Ecologie en bedreigingen voor de soort
Bij ons verdwaald of verwilderd
Zwartkopgorzen moet je vooral in Zuidoost-Europa zoeken; hun meest westelijke broedplaatsen liggen in Zuidoost-Frankrijk. Tijdens de trek verdwalen ze echter af en toe in West-Europa. Ook in ons land is de soort al verscheidene malen waargenomen. Maar pas op: in sommige gevallen zou het om ontsnapte kooivogels kunnen gaan.
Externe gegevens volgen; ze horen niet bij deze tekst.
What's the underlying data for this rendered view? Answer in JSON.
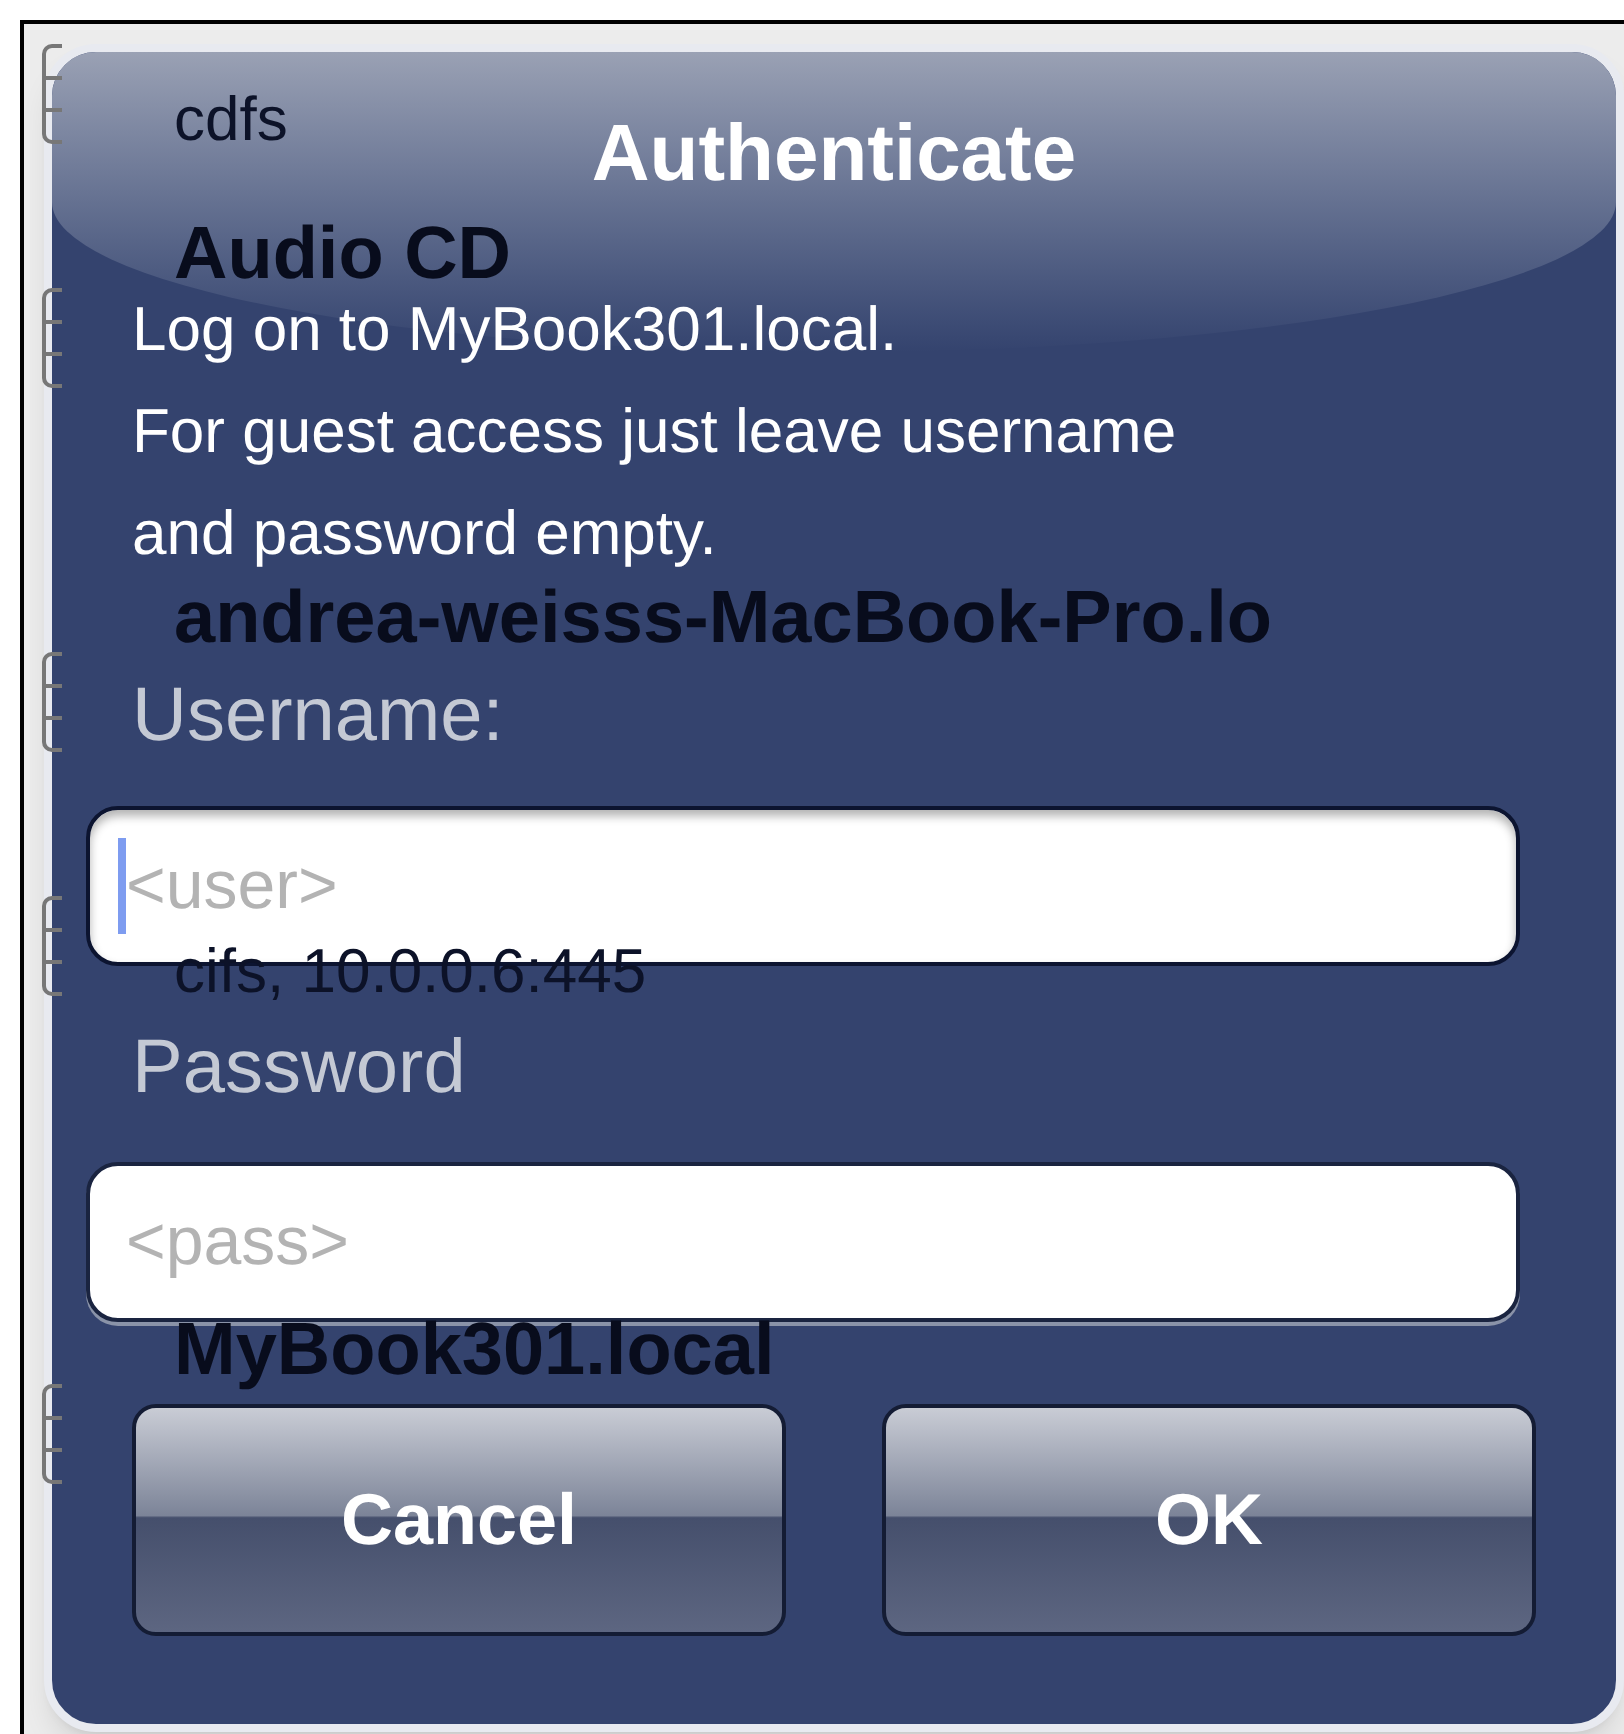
{
  "background_sections": [
    {
      "items": [
        {
          "subtitle": "cdfs"
        },
        {
          "title": "Audio CD"
        }
      ]
    },
    {
      "items": [
        {
          "title": "andrea-weisss-MacBook-Pro.lo"
        },
        {
          "subtitle": "cifs, 10.0.0.6:445"
        }
      ]
    },
    {
      "items": [
        {
          "title": "MyBook301.local"
        }
      ]
    }
  ],
  "dialog": {
    "title": "Authenticate",
    "message": [
      "Log on to MyBook301.local.",
      "For guest access just leave username",
      "and password empty."
    ],
    "fields": [
      {
        "label": "Username:",
        "placeholder": "<user>",
        "focused": true
      },
      {
        "label": "Password",
        "placeholder": "<pass>",
        "focused": false
      }
    ],
    "buttons": [
      "Cancel",
      "OK"
    ]
  }
}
Bij voorkeur in dichte begroeiingen
Zwartkopgorzen hebben een voorkeur voor lage, maar vrij dichte begroeiingen zoals Zuidoost-Europese wijn- of boomgaarden en olijvenbosjes, alsook steppe- en heidevegetaties met veel bomen of struiken Maar ze bezoeken ook meer open terreinen zoals graslanden en akkers, vooral in de winter. Dan worden ze als schadelijk ervaren, omdat ze zich in troepjes op het zaaigoed storten. Hun voorkomen blijft beperkt tot het laagland. De meeste in West-Europa waargenomen Zwartkopgorzen zijn mannetjes in zomerkleed.
Trekvogel
De Zuid-Europese winters zijn de Zwartkopgorzen niet warm genoeg; daarom trekken ze in de herfst weg naar Noord -west-lndia. Eind april of begin mei keren ze uit die streken weer terug op hun broedplaatsen om daar dan tot in augustus te blijven. De voornaamste broedgebieden liggen aan de Adriatische kust van Italië, in Dalmatië, Griekenland, Turkije, het Nabije en het Midden-Oosten.
Waar zie je ze?
In het voorjaar belanden Zwartkopgorzen die uit India terugkeren soms in WestEuropa, De meeste waarnemingen worden hier langs de zeekust gedaan, zowel in West-Frankrijk als in Nederland. De dichtstbijzijnde broedplaatsen bevinden zich in de Provence (Marseille, Nice).
Bastaardering
De Zwartkopgors is nauw verwant aan de Bruinkopgors. In Iran overlappen hun broedgebieden elkaar en blijken beide soorten daadwerkelijk met elkaar te bastaarderen Daarom werden ze een tijdlang als vormen van één soort gezien, wat later werd herzien omdat de arealen verder grotendeels gescheiden zijn en de mannetjes in hun uiterlijk heel duidelijke verschillen vertonen.
Illegale handel
Vanwege hun sterke gestel, hun stralende kleuren en kunstige zang worden sinds vele jaren Zwartkop- en andere gorzen uit de natuur weggevangen en als kooivogel verhandeld. In 1991 heeft India een verbod ingesteld op de handel in wilde zangvogels. In verband daarmee worden nog slechts kleine aantallen dieren legaal in West-Europa geïmporteerd. Maar via illegale handelsnetwerken komen nog steeds veel in het wild gevangen exotische vogels in Europa terecht. Plaatselijk hebben zich uit gevangenschap ontsnapte Zwartkopgorzen in boomrijke parken en tuinen gevestigd.
Status van de soorten
Binnen de Europese Unie is de Zwartkopgors beschermd krachtens Bijlage II van het Verdrag van Bern. Op wereldschaal is de soort niet bedreigd. Wel worden nog steeds vogels uit de vrije natuur weggevangen voor de handel in siervogels.